Sun Yat-Sen University Cancer Center Guang Dong Province, Guangdong
M. Chen1, Z. Hou2, Q. Yao3, H. Chen4, Q. Shao5, M. LI6, J. Wang7, Z. Zhu8, F. Peng9, S. Wei10, and X. Hu11; 1Department of Radiation Oncology, Sun Yat-sen University Cancer Center, State Key Laboratory of Oncology in South China, Sun Yat-sen University, Guangzhou, Guangdong, China, 2Department of Radiation Oncology, Sun Yat-sen University Cancer Center, State Key Laboratory of Oncology in South China, Sun Yat-sen University, Guangzhou, China, 3Department of Medical Oncology, Clinical Oncology School of Fujian Medical University, Fujian Cancer Hospital, Fuzhou, China, 4Department of Pulmonary Oncology, Affiliated Hospital of Guangdong Medical University, Zhanjiang, China, 5Department of Radiation Oncology, Tangdu Hospital, Xian, China, 6Department of Radiation Oncology, Zhongshan Peoples Hospital, Zhongshan, China, 7Department of Radiation Oncology, National Cancer Center/National Clinical Research Center for Cancer/Cancer Hospital, Chinese Academy of Medical Sciences & Peking Union Medical College, Beijing, China, 8Department of Radiation Oncology, Fudan University Shanghai Cancer Center, Shanghai, China, 9Department of Radiation Oncology, the First Affiliated Hospital of Sun Yat-Sen University, Guangzhou, China, 10Sun Yat-Sen University Cancer Center Gansu Hospital, Lanzhou, China, 11Department of Radiation Oncology, Zhejiang Cancer Hospital, Hangzhou Institute of Medicine (HIM), Chinese Academy of Sciences, Hangzhou, China
Purpose/Objective(s): Radiation-induced lung injury (RILI) can reduce survival time and lowering the quality of life of patients. However, the current standard therapy does not target its pathophysiologic process. Pirfenidone is indicated for idiopathic pulmonary fibrosis, and our experiments have shown that it ameliorates alveolar inflammation and fibrosis in mice after radiation, and its mechanism of action is similar to the pathophysiological process of RILI. Therefore, the aim of this trial was to investigate the efficacy and safety of pirfenidone in combination with standard therapy versus standard therapy alone for the treatment of grade 2 or 3 RILI. Materials/
Methods: This randomized, controlled, open-label phase II clinical trial enrolled patients diagnosed with grade 2 or 3 RILI at 10 centers who were randomly assigned in a 1:1 ratio to the pirfenidone group (pirfenidone plus standard therapy) and the control group (standard therapy). They were followed up once each at weeks 4, 8, 16, and 24 after randomization. Primary endpoint was change from baseline in DLCO% at week 24. Secondary endpoints were change from baseline in FVC%, FEV1%, CT score, symptom score, RILI classification score and acute pulmonary exacerbation free survival at week 24. Exploratory endpoints were progression free survival (PFS) and overall survival (OS). Repeated-measures data were analyzed using a linear mixed effects model. This was an exploratory trial and did not adjust alpha for multiple comparisons, so alpha was set to 0.05 (two-sided) for all endpoints. Results: A total of 134 patients were enrolled, with 121 completing follow-up by February 16, 2024, 60 randomized to the pirfenidone group and 61 to the control group.
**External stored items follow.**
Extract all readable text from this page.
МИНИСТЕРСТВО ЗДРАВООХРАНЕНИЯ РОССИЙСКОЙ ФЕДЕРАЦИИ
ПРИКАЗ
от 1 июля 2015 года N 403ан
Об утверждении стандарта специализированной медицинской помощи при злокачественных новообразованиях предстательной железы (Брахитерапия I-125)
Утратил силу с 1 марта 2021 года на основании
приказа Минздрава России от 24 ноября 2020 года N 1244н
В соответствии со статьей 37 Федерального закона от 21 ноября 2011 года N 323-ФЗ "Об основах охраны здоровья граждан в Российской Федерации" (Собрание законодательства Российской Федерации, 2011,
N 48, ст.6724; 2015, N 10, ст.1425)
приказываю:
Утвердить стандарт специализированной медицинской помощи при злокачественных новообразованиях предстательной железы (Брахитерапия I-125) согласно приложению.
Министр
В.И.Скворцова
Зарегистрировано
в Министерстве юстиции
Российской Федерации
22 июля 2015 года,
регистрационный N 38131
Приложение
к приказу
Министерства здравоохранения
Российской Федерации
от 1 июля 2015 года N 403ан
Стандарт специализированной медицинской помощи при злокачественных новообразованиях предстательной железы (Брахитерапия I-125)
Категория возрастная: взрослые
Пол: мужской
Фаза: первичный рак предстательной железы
Compared with the control group, the adjusted least squares mean changes from baseline to week 24 in DLCO%, FVC%, and FEV1% in the pirfenidone group increased by 10.6%, 9.4%, and 6.8%, respectively (P=0.002, P=0.004, P=0.051), and the proportion of improvement in CT ground-glass, reticulation, and honeycombing scores at week 24 compared to baseline increased by 28.0%, 50.8%, and 7.6%, respectively (P=0.030, P=0.002, P=0.358), and the 24-week survival rate without acute pulmonary exacerbation increased by 20.1% (P=0.026). Cough, fever, dyspnea, radiation pneumonitis, and radiation pulmonary fibrosis scores at week 24 were not statistically different between the two groups, nor were PFS and OS (P=0.056, P=0.932, P=0.897, P=0.076, P=0.152, P=0.339, P=0.345). The incidence of grade 3, 4, and 5 adverse events was similar in the pirfenidone and control groups (11.7% vs 11.5%, 1.7% vs 3.3%, and 8.3% vs 6.6%), and no pirfenidone related grade =4 adverse events were observed. Conclusion: Pirfenidone can significantly improve lung function, mild to moderate radiation pulmonary fibrosis, and acute pulmonary exacerbation free survival in patients with RILI compared with the control group, and its side effects are acceptable. Further study is required for the use of pirfenidone for the treatment of RILI.